22. I knew that McDevitt was a member of the Unification Church and that his religion was important to him. A large, Mao-like portrait of Rev. Moon hung above his desk and a billboard-sized Korean-language calligraphy, written by Rev. Moon, hung in the executive conference room. While these Moon relics were only seen by senior executives, I knew they had personal significance to McDevitt. At first, I considered this artwork to be a sign of personal and private religious devotion, like an Advent calendar tacked to someone’s cubicle, and not a sign that the Church would interfere in the “editorial independence” that editors were promised.

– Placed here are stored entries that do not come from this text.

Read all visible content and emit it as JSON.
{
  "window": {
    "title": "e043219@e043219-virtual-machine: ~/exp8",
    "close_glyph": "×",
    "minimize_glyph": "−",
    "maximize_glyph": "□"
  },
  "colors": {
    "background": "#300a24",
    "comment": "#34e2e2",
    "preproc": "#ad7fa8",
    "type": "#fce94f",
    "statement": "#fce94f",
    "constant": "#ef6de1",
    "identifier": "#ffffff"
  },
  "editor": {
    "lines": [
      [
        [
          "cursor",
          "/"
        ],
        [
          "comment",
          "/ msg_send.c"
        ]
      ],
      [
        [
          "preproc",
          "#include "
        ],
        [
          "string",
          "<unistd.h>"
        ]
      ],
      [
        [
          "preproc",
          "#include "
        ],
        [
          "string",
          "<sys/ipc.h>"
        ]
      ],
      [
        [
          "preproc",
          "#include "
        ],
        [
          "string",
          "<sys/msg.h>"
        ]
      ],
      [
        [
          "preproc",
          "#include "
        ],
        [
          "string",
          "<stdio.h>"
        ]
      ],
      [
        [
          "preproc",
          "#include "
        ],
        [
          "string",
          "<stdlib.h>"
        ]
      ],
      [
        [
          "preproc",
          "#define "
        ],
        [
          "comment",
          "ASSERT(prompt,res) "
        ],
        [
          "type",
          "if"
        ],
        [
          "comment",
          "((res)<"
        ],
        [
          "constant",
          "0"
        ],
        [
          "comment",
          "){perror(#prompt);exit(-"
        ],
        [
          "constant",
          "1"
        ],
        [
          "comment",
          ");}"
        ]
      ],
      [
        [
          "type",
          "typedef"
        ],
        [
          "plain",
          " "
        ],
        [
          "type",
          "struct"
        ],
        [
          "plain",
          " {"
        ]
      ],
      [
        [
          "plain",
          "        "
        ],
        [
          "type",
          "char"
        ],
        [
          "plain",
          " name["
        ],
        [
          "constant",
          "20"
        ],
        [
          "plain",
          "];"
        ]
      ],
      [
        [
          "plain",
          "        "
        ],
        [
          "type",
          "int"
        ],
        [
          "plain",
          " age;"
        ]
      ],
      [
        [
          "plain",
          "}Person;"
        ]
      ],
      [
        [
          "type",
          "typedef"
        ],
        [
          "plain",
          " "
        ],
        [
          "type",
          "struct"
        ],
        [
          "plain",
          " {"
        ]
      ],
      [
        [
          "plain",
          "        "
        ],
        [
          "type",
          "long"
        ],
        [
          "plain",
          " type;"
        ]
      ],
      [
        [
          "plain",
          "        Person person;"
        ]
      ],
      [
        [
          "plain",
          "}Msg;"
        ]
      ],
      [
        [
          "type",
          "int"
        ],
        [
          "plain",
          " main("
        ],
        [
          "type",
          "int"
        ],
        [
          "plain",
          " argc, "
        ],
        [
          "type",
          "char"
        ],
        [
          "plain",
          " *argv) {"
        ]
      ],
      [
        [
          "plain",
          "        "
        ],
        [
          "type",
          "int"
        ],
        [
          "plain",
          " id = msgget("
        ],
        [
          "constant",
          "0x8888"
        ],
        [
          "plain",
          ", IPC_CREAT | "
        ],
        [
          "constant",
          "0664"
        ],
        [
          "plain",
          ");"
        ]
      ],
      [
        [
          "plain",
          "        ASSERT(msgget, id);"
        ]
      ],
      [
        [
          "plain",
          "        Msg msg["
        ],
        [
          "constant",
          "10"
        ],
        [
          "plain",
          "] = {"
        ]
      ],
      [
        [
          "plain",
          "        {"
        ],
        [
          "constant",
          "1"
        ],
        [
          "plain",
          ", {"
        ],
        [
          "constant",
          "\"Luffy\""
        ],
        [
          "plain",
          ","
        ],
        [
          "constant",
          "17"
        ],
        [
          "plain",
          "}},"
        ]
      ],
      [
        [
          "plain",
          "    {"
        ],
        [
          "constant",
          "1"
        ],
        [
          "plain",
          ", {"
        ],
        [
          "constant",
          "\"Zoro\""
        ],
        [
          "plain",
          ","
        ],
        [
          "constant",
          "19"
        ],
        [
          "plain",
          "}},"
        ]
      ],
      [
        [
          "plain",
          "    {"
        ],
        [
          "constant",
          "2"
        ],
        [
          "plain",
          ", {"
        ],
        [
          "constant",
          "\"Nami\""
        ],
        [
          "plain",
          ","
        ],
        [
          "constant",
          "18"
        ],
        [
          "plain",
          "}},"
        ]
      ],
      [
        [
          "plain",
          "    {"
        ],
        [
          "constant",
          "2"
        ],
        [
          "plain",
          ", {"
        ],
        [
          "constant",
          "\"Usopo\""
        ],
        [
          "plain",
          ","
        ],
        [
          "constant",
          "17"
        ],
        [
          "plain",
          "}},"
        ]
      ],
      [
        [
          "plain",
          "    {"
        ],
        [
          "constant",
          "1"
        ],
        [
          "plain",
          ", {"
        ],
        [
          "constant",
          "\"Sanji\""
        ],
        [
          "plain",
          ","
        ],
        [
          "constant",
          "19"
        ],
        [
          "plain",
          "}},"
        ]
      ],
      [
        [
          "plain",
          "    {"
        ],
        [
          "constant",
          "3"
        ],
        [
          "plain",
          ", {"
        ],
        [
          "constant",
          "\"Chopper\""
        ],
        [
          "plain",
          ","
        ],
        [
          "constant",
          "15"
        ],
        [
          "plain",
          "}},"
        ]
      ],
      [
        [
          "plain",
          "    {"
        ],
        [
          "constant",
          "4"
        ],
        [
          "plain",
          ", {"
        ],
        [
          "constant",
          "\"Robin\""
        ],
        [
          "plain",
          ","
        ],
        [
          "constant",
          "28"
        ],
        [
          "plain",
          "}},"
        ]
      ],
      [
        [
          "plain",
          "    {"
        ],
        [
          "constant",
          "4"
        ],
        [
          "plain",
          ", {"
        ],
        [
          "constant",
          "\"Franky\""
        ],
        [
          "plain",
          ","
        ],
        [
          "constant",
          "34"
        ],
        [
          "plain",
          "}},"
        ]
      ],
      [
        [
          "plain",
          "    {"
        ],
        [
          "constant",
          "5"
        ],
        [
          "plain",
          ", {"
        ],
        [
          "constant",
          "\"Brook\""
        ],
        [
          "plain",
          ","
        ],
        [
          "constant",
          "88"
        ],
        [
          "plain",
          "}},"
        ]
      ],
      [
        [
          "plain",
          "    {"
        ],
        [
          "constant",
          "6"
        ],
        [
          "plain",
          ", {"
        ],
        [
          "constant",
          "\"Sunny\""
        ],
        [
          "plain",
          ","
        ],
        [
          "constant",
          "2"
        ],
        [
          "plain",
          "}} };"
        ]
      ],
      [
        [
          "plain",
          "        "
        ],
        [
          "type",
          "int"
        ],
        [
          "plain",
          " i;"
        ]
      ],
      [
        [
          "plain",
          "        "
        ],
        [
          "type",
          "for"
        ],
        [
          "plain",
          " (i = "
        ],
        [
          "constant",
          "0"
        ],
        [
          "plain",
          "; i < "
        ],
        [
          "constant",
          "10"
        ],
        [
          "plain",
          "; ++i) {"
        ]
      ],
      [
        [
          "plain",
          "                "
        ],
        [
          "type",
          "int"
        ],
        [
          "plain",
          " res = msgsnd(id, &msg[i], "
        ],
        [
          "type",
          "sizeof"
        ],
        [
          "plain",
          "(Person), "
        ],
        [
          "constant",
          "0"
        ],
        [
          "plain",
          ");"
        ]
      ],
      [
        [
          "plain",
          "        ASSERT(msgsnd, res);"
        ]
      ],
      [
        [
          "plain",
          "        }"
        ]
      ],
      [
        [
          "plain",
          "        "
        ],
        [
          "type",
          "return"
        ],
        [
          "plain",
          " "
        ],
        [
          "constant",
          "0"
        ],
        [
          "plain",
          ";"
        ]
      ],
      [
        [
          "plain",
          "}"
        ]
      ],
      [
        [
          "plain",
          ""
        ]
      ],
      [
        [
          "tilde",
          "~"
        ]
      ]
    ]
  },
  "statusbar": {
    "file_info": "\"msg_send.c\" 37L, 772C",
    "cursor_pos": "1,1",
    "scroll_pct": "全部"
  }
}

The affidavit describes a rigorous screening process before he was hired, including a three hour “computerized test designed to reveal hidden psychological and behavioral factors.” Miniter says a former Wall Street Journal colleague asked, “Are you going to work for the CIA or something?”

Late 11/24/09 Update: Reached by TPM this afternoon, Miniter and Klayman said they were delaying the filing of the lawsuit once again because they have been trying — so far unsuccessfully, they say — to reach a settlement with the Times. Klayman, who originally said the suit would be filed last Friday, says he has sent a copy of the affidavit and the draft complaint to a lawyer for the Times. All this can probably be read as routine legal maneuvering.